Ukraine crisis an eerie reversal of Cuban Missile Crisis
Russia's war on Ukraine has the potential to spiral out of control, leading to exchange of nuclear weapons between Russia and the U.S. That is because U.S. economic sanctions against Russia and funneling arms to Ukrainians defending against the Russian assault, places America on a potential collision course with Russia. These two countries possess over 11,500 nuclear weapons between them. It just takes one mistake, one miscalculation, one rogue person with the ability to unleash just one such weapon to set off a mutually devastating exchange that could blanket the earth with nuclear destruction.
Russian president Putin alluded to such potential when he announced he put Russia’s strategic nuclear resources on high alert due “aggressive statements” from Western powers. He also stated “No matter who tries to stand in our way or create threats for our country and our people, they must know that Russia will respond immediately, and the consequences will be such as you have never seen in your entire history."
This development brought me back 60 years, when as a 17 years old high school senior, I spent 2 weeks wondering if each day would end in nuclear destruction or if I simply wouldn’t awaken from a restless sleep. That, of course, was the Cuban Missile Crisis of October, 1962.

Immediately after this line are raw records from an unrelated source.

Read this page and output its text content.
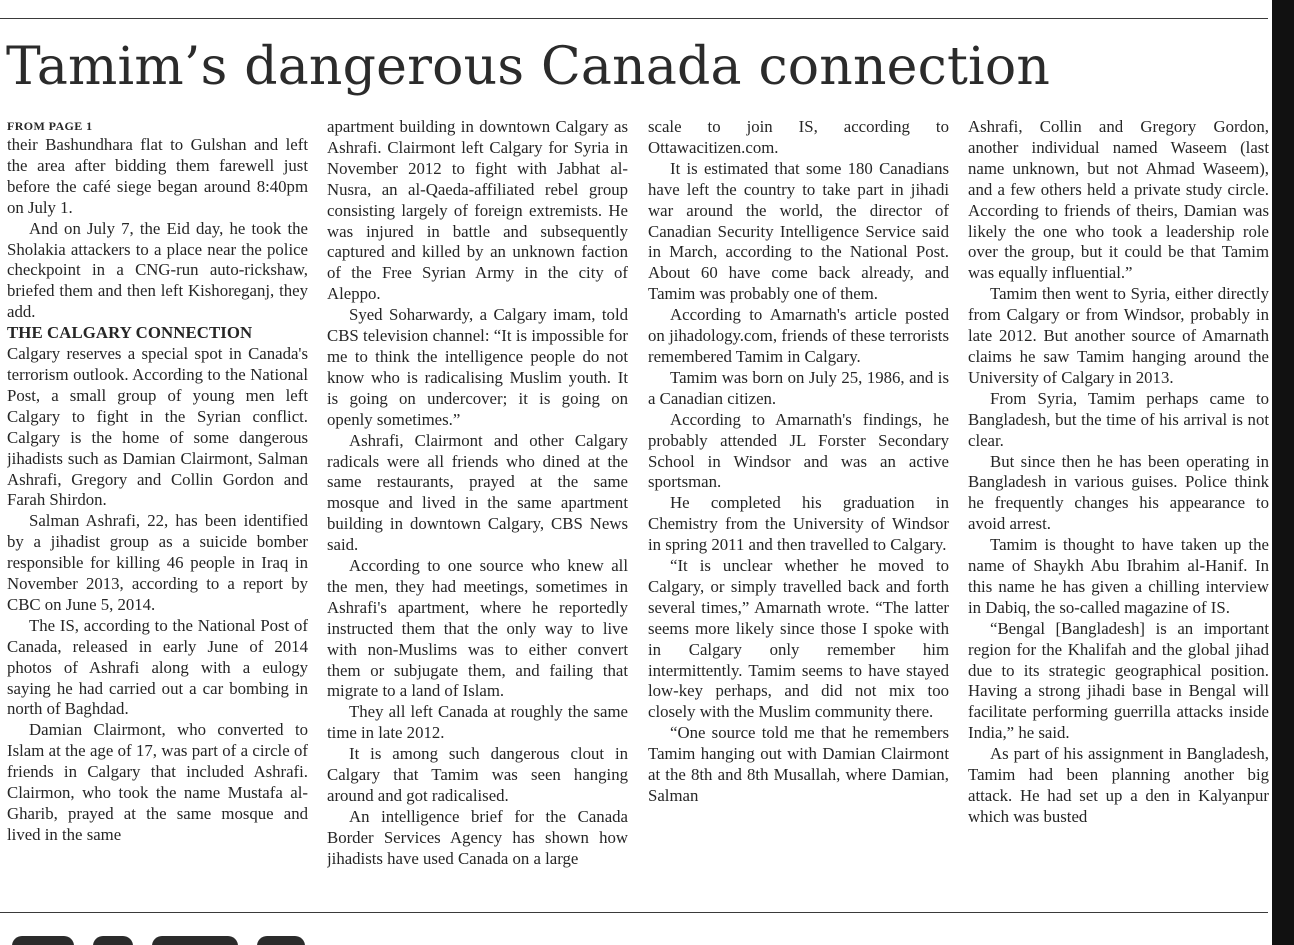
Tamim’s dangerous Canada connection
FROM PAGE 1

their Bashundhara flat to Gulshan and left the area after bidding them farewell just before the café siege began around 8:40pm on July 1.

And on July 7, the Eid day, he took the Sholakia attackers to a place near the police checkpoint in a CNG-run auto-rickshaw, briefed them and then left Kishoreganj, they add.

THE CALGARY CONNECTION

Calgary reserves a special spot in Canada's terrorism outlook. According to the National Post, a small group of young men left Calgary to fight in the Syrian conflict. Calgary is the home of some dangerous jihadists such as Damian Clairmont, Salman Ashrafi, Gregory and Collin Gordon and Farah Shirdon.

Salman Ashrafi, 22, has been identified by a jihadist group as a suicide bomber responsible for killing 46 people in Iraq in November 2013, according to a report by CBC on June 5, 2014.

The IS, according to the National Post of Canada, released in early June of 2014 photos of Ashrafi along with a eulogy saying he had carried out a car bombing in north of Baghdad.

Damian Clairmont, who converted to Islam at the age of 17, was part of a circle of friends in Calgary that included Ashrafi. Clairmon, who took the name Mustafa al-Gharib, prayed at the same mosque and lived in the same

apartment building in downtown Calgary as Ashrafi. Clairmont left Calgary for Syria in November 2012 to fight with Jabhat al-Nusra, an al-Qaeda-affiliated rebel group consisting largely of foreign extremists. He was injured in battle and subsequently captured and killed by an unknown faction of the Free Syrian Army in the city of Aleppo.

Syed Soharwardy, a Calgary imam, told CBS television channel: “It is impossible for me to think the intelligence people do not know who is radicalising Muslim youth. It is going on undercover; it is going on openly sometimes.”

Ashrafi, Clairmont and other Calgary radicals were all friends who dined at the same restaurants, prayed at the same mosque and lived in the same apartment building in downtown Calgary, CBS News said.

According to one source who knew all the men, they had meetings, sometimes in Ashrafi's apartment, where he reportedly instructed them that the only way to live with non-Muslims was to either convert them or subjugate them, and failing that migrate to a land of Islam.

They all left Canada at roughly the same time in late 2012.

It is among such dangerous clout in Calgary that Tamim was seen hanging around and got radicalised.

An intelligence brief for the Canada Border Services Agency has shown how jihadists have used Canada on a large

scale to join IS, according to Ottawacitizen.com.

It is estimated that some 180 Canadians have left the country to take part in jihadi war around the world, the director of Canadian Security Intelligence Service said in March, according to the National Post. About 60 have come back already, and Tamim was probably one of them.

According to Amarnath's article posted on jihadology.com, friends of these terrorists remembered Tamim in Calgary.

Tamim was born on July 25, 1986, and is a Canadian citizen.

According to Amarnath's findings, he probably attended JL Forster Secondary School in Windsor and was an active sportsman.

He completed his graduation in Chemistry from the University of Windsor in spring 2011 and then travelled to Calgary.

“It is unclear whether he moved to Calgary, or simply travelled back and forth several times,” Amarnath wrote. “The latter seems more likely since those I spoke with in Calgary only remember him intermittently. Tamim seems to have stayed low-key perhaps, and did not mix too closely with the Muslim community there.

“One source told me that he remembers Tamim hanging out with Damian Clairmont at the 8th and 8th Musallah, where Damian, Salman

Ashrafi, Collin and Gregory Gordon, another individual named Waseem (last name unknown, but not Ahmad Waseem), and a few others held a private study circle. According to friends of theirs, Damian was likely the one who took a leadership role over the group, but it could be that Tamim was equally influential.”

Tamim then went to Syria, either directly from Calgary or from Windsor, probably in late 2012. But another source of Amarnath claims he saw Tamim hanging around the University of Calgary in 2013.

From Syria, Tamim perhaps came to Bangladesh, but the time of his arrival is not clear.

But since then he has been operating in Bangladesh in various guises. Police think he frequently changes his appearance to avoid arrest.

Tamim is thought to have taken up the name of Shaykh Abu Ibrahim al-Hanif. In this name he has given a chilling interview in Dabiq, the so-called magazine of IS.

“Bengal [Bangladesh] is an important region for the Khalifah and the global jihad due to its strategic geographical position. Having a strong jihadi base in Bengal will facilitate performing guerrilla attacks inside India,” he said.

As part of his assignment in Bangladesh, Tamim had been planning another big attack. He had set up a den in Kalyanpur which was busted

There is an eerie irony in this scenario. Sixty years ago it was the Russians who nearly goaded the U.S. to launch a bombing campaign, possibly even invasion of Cuba, to remove nuclear missiles American viewed as an existential threat. But it was Russia, who started the crisis, that blinked first, avoiding all-out war. We came much closer to nuclear Armageddon than we knew during the crisis.
In the Ukraine crisis, the West, who provoked the crisis thru 31 years of expanding an obsolete NATO up to Russia’s borders, didn’t blink. Russia’s response was criminal war. Now all bets of a peaceful resolution are off.
Worse. All bets are off this crisis won't turn nuclear.